Memang, marah karena
Allah termasuk hikmah. Bahkan, tanda keimanan seseorang pun ditandai dengan
marah dan benci karena Allah. Yaitu, marah dan benci terhadap kekufuran, kebid’ahan
dan kemaksiatan.
Tetapi bersabarlah!
Kendalikan emosi. Siapa tahu mereka itu orang-orang bodoh yang
membutuhkan
pelajaran. Kalau itu yang terjadi, ajarilah mereka dengan lemah lembut!
Anas bin Malik
radhiyallahu `anhu pernah mengatakan : “Aku pernah berjalan bersama Rasulullah
shallallahu `alaihi wa sallam saat beliau mengenakan jubah dari Najran yang
kasar tepinya. Tiba-tiba datanglah seorang Arab gunung dan menarik jubah beliau
secara keras. Akibat perbuatannya itu, aku melihat bekas tarikan tersebut pada
sisi pundak beliau. Kemudian dia (orang Arab gunung itu) berucap : 'Wahai
Muhammad, perintahkanlah, bahwa harta Allah yang ada padamu untukku.'
Rasulullah shallallahu `alaihi wa sallam melihat kepadanya dan tersenyum seraya
memerintahkan untuk memberikan harta kepadanya.” (HR. Bukhari dan Muslim)
Contoh lain adalah
kisah Muawiyah bin Al-Hakam As-Sulami, yang mengatakan : “Ketika aku shalat
bersama Rasulullah shallallahu `alaihi wa sallam, tiba-tiba ada seseorang dari
satu kaum yang bersin. Maka aku mengucapkan yarhamukallah. Ketika semua orang
melemparkan pandangannya kepadaku, sehingga aku berkata : 'Duhai ibuku yang
kehilangan aku, ada apa kalian melihatku?' Mereka lalu menepuk tangan mereka ke
pahanya. Ketika aku lihat, mereka menyuruh aku diam, lantas aku pun diam.
Setelah Rasulullah shallallahu `alaihi wa sallam selesai shalat --dengan bapak
dan ibuku-- sungguh aku belum pernah melihat seorang pengajar pun yang lebih
baik pengajarannya dari beliau shallallahu `alaihi wa sallam. Demi Allah, beliau
tidak membentakku, tidak memukulku, dan tidak pula mencelaku. Beliau bersabda:
'Sesungguhnya di
dalam shalat ini tidak layak sedikit pun ada ucapan manusia.
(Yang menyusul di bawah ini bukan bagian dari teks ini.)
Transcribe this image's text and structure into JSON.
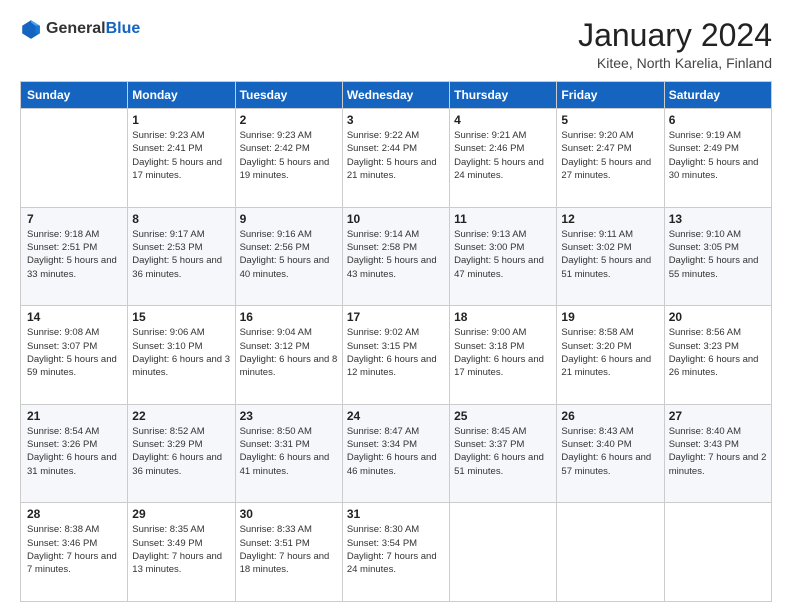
{
  "header": {
    "logo_general": "General",
    "logo_blue": "Blue",
    "month_title": "January 2024",
    "location": "Kitee, North Karelia, Finland"
  },
  "days_of_week": [
    "Sunday",
    "Monday",
    "Tuesday",
    "Wednesday",
    "Thursday",
    "Friday",
    "Saturday"
  ],
  "weeks": [
    [
      {
        "day": "",
        "sunrise": "",
        "sunset": "",
        "daylight": ""
      },
      {
        "day": "1",
        "sunrise": "Sunrise: 9:23 AM",
        "sunset": "Sunset: 2:41 PM",
        "daylight": "Daylight: 5 hours and 17 minutes."
      },
      {
        "day": "2",
        "sunrise": "Sunrise: 9:23 AM",
        "sunset": "Sunset: 2:42 PM",
        "daylight": "Daylight: 5 hours and 19 minutes."
      },
      {
        "day": "3",
        "sunrise": "Sunrise: 9:22 AM",
        "sunset": "Sunset: 2:44 PM",
        "daylight": "Daylight: 5 hours and 21 minutes."
      },
      {
        "day": "4",
        "sunrise": "Sunrise: 9:21 AM",
        "sunset": "Sunset: 2:46 PM",
        "daylight": "Daylight: 5 hours and 24 minutes."
      },
      {
        "day": "5",
        "sunrise": "Sunrise: 9:20 AM",
        "sunset": "Sunset: 2:47 PM",
        "daylight": "Daylight: 5 hours and 27 minutes."
      },
      {
        "day": "6",
        "sunrise": "Sunrise: 9:19 AM",
        "sunset": "Sunset: 2:49 PM",
        "daylight": "Daylight: 5 hours and 30 minutes."
      }
    ],
    [
      {
        "day": "7",
        "sunrise": "Sunrise: 9:18 AM",
        "sunset": "Sunset: 2:51 PM",
        "daylight": "Daylight: 5 hours and 33 minutes."
      },
      {
        "day": "8",
        "sunrise": "Sunrise: 9:17 AM",
        "sunset": "Sunset: 2:53 PM",
        "daylight": "Daylight: 5 hours and 36 minutes."
      },
      {
        "day": "9",
        "sunrise": "Sunrise: 9:16 AM",
        "sunset": "Sunset: 2:56 PM",
        "daylight": "Daylight: 5 hours and 40 minutes."
      },
      {
        "day": "10",
        "sunrise": "Sunrise: 9:14 AM",
        "sunset": "Sunset: 2:58 PM",
        "daylight": "Daylight: 5 hours and 43 minutes."
      },
      {
        "day": "11",
        "sunrise": "Sunrise: 9:13 AM",
        "sunset": "Sunset: 3:00 PM",
        "daylight": "Daylight: 5 hours and 47 minutes."
      },
      {
        "day": "12",
        "sunrise": "Sunrise: 9:11 AM",
        "sunset": "Sunset: 3:02 PM",
        "daylight": "Daylight: 5 hours and 51 minutes."
      },
      {
        "day": "13",
        "sunrise": "Sunrise: 9:10 AM",
        "sunset": "Sunset: 3:05 PM",
        "daylight": "Daylight: 5 hours and 55 minutes."
      }
    ],
    [
      {
        "day": "14",
        "sunrise": "Sunrise: 9:08 AM",
        "sunset": "Sunset: 3:07 PM",
        "daylight": "Daylight: 5 hours and 59 minutes."
      },
      {
        "day": "15",
        "sunrise": "Sunrise: 9:06 AM",
        "sunset": "Sunset: 3:10 PM",
        "daylight": "Daylight: 6 hours and 3 minutes."
      },
      {
        "day": "16",
        "sunrise": "Sunrise: 9:04 AM",
        "sunset": "Sunset: 3:12 PM",
        "daylight": "Daylight: 6 hours and 8 minutes."
      },
      {
        "day": "17",
        "sunrise": "Sunrise: 9:02 AM",
        "sunset": "Sunset: 3:15 PM",
        "daylight": "Daylight: 6 hours and 12 minutes."
      },
      {
        "day": "18",
        "sunrise": "Sunrise: 9:00 AM",
        "sunset": "Sunset: 3:18 PM",
        "daylight": "Daylight: 6 hours and 17 minutes."
      },
      {
        "day": "19",
        "sunrise": "Sunrise: 8:58 AM",
        "sunset": "Sunset: 3:20 PM",
        "daylight": "Daylight: 6 hours and 21 minutes."
      },
      {
        "day": "20",
        "sunrise": "Sunrise: 8:56 AM",
        "sunset": "Sunset: 3:23 PM",
        "daylight": "Daylight: 6 hours and 26 minutes."
      }
    ],
    [
      {
        "day": "21",
        "sunrise": "Sunrise: 8:54 AM",
        "sunset": "Sunset: 3:26 PM",
        "daylight": "Daylight: 6 hours and 31 minutes."
      },
      {
        "day": "22",
        "sunrise": "Sunrise: 8:52 AM",
        "sunset": "Sunset: 3:29 PM",
        "daylight": "Daylight: 6 hours and 36 minutes."
      },
      {
        "day": "23",
        "sunrise": "Sunrise: 8:50 AM",
        "sunset": "Sunset: 3:31 PM",
        "daylight": "Daylight: 6 hours and 41 minutes."
      },
      {
        "day": "24",
        "sunrise": "Sunrise: 8:47 AM",
        "sunset": "Sunset: 3:34 PM",
        "daylight": "Daylight: 6 hours and 46 minutes."
      },
      {
        "day": "25",
        "sunrise": "Sunrise: 8:45 AM",
        "sunset": "Sunset: 3:37 PM",
        "daylight": "Daylight: 6 hours and 51 minutes."
      },
      {
        "day": "26",
        "sunrise": "Sunrise: 8:43 AM",
        "sunset": "Sunset: 3:40 PM",
        "daylight": "Daylight: 6 hours and 57 minutes."
      },
      {
        "day": "27",
        "sunrise": "Sunrise: 8:40 AM",
        "sunset": "Sunset: 3:43 PM",
        "daylight": "Daylight: 7 hours and 2 minutes."
      }
    ],
    [
      {
        "day": "28",
        "sunrise": "Sunrise: 8:38 AM",
        "sunset": "Sunset: 3:46 PM",
        "daylight": "Daylight: 7 hours and 7 minutes."
      },
      {
        "day": "29",
        "sunrise": "Sunrise: 8:35 AM",
        "sunset": "Sunset: 3:49 PM",
        "daylight": "Daylight: 7 hours and 13 minutes."
      },
      {
        "day": "30",
        "sunrise": "Sunrise: 8:33 AM",
        "sunset": "Sunset: 3:51 PM",
        "daylight": "Daylight: 7 hours and 18 minutes."
      },
      {
        "day": "31",
        "sunrise": "Sunrise: 8:30 AM",
        "sunset": "Sunset: 3:54 PM",
        "daylight": "Daylight: 7 hours and 24 minutes."
      },
      {
        "day": "",
        "sunrise": "",
        "sunset": "",
        "daylight": ""
      },
      {
        "day": "",
        "sunrise": "",
        "sunset": "",
        "daylight": ""
      },
      {
        "day": "",
        "sunrise": "",
        "sunset": "",
        "daylight": ""
      }
    ]
  ]
}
Sesungguhnya
shalat adalah tasbih, takbir dan bacaan Al Qur’an.' " (HR. Muslim dalam
kitab Masajid bab Tahrimul Kalam fish Shalah)
Demikian pula sikap
Rasulullah shallallahu `alaihi wa sallam terhadap seorang pemuda yang meminta
ijin untuk berzina. Seperti diungkapkan Abu Umamah : “Sesungguhnya pernah ada
seorang pemuda yang datang kepada Nabi shallallahu `alaihi wa sallam
mengatakan, ‘Wahai Rasulullah, ijinkanlah aku berzina.’ Saat itu, orang-orang
yang ada di situ membentaknya seraya mengatakan, ‘Mah, mah!’ Sementara Rasulullah shallallahu
`alaihi wa sallam menyuruh pemuda itu untuk mendekat. ‘Mendekatlah,’ ajak
beliau. Pemuda itu pun mendekat.
Kemudian Rasulullah shallallahu `alaihi wa sallam bertanya, ‘Sukakah engkau
kalau hal ini terjadi pada ibumu?’ ‘Tidak, demi Allah, aku sebagai jaminanmu,’
jawabnya. ‘Demikian pula halnya setiap manusia pasti tidak menyukai hal itu
terjadi pada ibu-ibu mereka,’ jelas Rasulullah shallallahu `alaihi wa sallam
kepada pemuda itu. Kemudian beliau ajukan pertanyaan lagi, ‘Sukakah engkau jika
hal itu terjadi pada anak perempuanmu?’ Ia
Jawab, ‘Tidak, demi Allah, Allah menjadikan diriku sebagai jaminanmu’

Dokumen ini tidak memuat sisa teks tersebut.